Policies define permission rules evaluated before route handlers.

import { definePolicy } from "@zauso-ai/capstan-core";

export const requireAuth = definePolicy({
  key: "requireAuth",
  title: "Require Authentication",
  effect: "deny",
  async check({ ctx }) {
    if (!ctx.auth.isAuthenticated) {
      return { effect: "deny", reason: "Authentication required" };
    }
    return { effect: "allow" };
  },
});

Policy Effects

EffectBehavior
allowRequest proceeds normally
denyRequest is rejected with 403 Forbidden
approveRequest is held for human approval (returns 202 with approval ID)
redactRequest proceeds but response data may be filtered

When multiple policies apply, all are evaluated and the most restrictive effect wins: allow < redact < approve < deny.

defineModel (Database)

Capstan uses Drizzle ORM for data modeling. defineModel() creates typed table definitions with auto-generated CRUD route helpers.

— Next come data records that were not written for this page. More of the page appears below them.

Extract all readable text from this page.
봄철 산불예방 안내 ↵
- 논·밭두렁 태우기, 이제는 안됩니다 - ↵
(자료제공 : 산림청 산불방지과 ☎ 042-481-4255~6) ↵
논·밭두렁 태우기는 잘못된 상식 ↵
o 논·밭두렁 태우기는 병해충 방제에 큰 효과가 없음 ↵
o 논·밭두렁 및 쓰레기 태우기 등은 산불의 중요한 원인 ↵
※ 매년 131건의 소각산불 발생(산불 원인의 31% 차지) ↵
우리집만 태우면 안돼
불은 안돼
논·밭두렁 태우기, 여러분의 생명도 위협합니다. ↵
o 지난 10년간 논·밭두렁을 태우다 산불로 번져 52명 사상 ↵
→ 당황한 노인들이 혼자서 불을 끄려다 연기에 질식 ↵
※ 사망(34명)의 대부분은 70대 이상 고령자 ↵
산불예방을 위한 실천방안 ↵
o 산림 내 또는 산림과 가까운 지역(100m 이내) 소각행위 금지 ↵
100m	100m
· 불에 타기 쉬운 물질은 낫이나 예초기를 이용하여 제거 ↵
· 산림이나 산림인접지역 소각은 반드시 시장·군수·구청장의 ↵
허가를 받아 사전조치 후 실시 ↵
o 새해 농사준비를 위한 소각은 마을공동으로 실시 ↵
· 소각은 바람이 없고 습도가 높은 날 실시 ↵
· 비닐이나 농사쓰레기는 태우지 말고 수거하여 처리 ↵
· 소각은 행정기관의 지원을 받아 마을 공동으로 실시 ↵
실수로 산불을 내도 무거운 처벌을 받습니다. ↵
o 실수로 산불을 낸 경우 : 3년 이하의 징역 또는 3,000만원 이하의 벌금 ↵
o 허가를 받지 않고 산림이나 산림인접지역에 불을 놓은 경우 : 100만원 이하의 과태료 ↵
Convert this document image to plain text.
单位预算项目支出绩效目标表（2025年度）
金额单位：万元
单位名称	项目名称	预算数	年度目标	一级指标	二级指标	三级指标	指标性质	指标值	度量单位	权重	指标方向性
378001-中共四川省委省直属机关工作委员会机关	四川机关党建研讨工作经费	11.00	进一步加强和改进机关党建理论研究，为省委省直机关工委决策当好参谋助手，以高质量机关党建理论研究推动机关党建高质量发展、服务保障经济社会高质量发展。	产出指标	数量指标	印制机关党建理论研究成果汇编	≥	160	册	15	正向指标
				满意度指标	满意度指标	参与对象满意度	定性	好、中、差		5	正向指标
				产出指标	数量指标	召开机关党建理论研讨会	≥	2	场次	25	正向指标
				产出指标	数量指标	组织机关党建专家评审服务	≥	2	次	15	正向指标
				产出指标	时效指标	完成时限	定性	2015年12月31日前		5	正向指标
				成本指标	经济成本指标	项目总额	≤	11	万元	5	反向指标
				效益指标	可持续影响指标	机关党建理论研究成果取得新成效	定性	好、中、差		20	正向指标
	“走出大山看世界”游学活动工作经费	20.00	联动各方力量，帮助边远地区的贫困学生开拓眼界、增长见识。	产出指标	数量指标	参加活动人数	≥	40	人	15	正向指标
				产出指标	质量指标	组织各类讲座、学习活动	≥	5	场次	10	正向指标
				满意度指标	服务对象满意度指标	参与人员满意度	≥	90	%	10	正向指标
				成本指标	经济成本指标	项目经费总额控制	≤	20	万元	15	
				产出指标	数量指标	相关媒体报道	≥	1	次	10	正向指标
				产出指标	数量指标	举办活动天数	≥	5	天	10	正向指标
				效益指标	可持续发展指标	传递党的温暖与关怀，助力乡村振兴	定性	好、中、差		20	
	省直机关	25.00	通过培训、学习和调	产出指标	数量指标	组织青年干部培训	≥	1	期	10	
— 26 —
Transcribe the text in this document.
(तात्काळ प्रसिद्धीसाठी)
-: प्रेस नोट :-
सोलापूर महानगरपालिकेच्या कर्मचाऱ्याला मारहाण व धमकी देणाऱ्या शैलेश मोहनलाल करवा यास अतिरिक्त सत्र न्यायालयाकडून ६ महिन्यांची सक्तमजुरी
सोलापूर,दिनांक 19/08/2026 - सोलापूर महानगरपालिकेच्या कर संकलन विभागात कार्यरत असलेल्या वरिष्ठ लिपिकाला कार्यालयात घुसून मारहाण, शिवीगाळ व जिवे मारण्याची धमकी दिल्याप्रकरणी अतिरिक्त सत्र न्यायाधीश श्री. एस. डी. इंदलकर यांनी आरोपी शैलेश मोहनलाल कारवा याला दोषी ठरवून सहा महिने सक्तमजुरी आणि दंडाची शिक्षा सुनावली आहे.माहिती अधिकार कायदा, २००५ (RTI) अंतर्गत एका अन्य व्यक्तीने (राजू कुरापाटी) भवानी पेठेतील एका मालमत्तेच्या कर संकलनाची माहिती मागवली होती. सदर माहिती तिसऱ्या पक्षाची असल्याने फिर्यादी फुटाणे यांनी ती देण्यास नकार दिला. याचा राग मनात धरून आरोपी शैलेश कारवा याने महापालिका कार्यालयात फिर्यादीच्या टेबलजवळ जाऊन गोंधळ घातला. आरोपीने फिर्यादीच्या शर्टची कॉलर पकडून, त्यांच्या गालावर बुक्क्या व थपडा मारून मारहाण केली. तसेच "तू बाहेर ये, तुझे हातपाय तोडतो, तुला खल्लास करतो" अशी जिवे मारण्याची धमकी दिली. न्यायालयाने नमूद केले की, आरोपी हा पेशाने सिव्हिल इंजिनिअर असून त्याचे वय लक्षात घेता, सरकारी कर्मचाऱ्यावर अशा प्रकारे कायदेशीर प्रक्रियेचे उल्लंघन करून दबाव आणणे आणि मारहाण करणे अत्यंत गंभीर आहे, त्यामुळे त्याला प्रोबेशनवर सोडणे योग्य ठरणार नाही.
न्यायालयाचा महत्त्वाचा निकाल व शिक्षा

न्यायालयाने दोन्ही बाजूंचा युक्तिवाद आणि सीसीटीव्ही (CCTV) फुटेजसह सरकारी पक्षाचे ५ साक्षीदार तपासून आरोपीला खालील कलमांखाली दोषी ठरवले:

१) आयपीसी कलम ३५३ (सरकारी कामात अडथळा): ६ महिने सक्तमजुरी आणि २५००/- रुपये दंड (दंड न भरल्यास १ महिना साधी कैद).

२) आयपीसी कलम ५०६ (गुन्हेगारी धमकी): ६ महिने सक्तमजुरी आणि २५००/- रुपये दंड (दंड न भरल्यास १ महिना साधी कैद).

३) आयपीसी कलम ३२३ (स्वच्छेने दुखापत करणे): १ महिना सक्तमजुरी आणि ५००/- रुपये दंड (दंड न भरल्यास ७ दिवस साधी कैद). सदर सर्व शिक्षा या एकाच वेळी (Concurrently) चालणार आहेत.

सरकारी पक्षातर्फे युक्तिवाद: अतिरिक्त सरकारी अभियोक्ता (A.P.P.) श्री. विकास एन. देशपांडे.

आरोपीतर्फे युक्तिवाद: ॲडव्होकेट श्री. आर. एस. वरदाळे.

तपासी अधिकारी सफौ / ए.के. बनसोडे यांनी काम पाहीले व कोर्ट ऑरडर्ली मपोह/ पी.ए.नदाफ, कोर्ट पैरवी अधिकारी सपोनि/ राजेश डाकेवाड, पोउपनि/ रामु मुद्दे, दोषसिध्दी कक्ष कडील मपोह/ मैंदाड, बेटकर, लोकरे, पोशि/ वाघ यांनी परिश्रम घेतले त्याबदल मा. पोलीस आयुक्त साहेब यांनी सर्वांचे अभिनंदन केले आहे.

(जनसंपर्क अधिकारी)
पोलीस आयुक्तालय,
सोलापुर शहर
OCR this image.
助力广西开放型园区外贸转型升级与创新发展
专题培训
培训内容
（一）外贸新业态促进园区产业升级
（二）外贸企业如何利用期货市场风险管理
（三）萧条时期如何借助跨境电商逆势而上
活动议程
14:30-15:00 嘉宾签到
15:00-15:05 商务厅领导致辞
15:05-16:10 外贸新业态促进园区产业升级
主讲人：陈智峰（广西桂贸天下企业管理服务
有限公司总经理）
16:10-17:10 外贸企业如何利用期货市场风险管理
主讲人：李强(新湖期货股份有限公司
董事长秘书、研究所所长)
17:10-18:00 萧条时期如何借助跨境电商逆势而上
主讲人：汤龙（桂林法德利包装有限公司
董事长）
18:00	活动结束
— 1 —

import { defineModel } from "@zauso-ai/capstan-db";
import { text, integer } from "drizzle-orm/sqlite-core";

export const ticket = defineModel("ticket", {
  title: text("title").notNull(),
  priority: text("priority").default("medium"),
  status: text("status").default("open"),
});

Features: migrations, vector search, and generated CRUD endpoints that integrate with defineAPI() and the multi-protocol registry.

Verification Loop

capstan verify --json runs an 8-step cascade against your application:

StepChecks
structureRequired files exist
configConfig file loads and has a valid export
routesAPI files export handlers, write endpoints have policies
modelsModel definitions valid
typechecktsc --noEmit passes
contractsModels match routes, policy references valid
manifestAgent manifest matches live routes
protocolsHTTP, MCP, A2A, OpenAPI schema consistency

Output includes repairChecklist with fixCategory and autoFixable flags, enabling an AI self-repair loop.

AI in Web Handlers

The AI toolkit integrates with web handlers via the request context:

export const POST = defineAPI({
  // ...
  async handler({ input, ctx }) {
    const analysis = await ctx.think(input.message, {
      schema: z.object({ intent: z.string(), confidence: z.number() }),
    });

    await ctx.remember(`User asked about: ${analysis.intent}`);
    const history = await ctx.recall(input.message);

    return { analysis, relatedHistory: history };
  },
});

think() returns structured data via Zod schema parsing. generate() returns raw text. Both have streaming variants.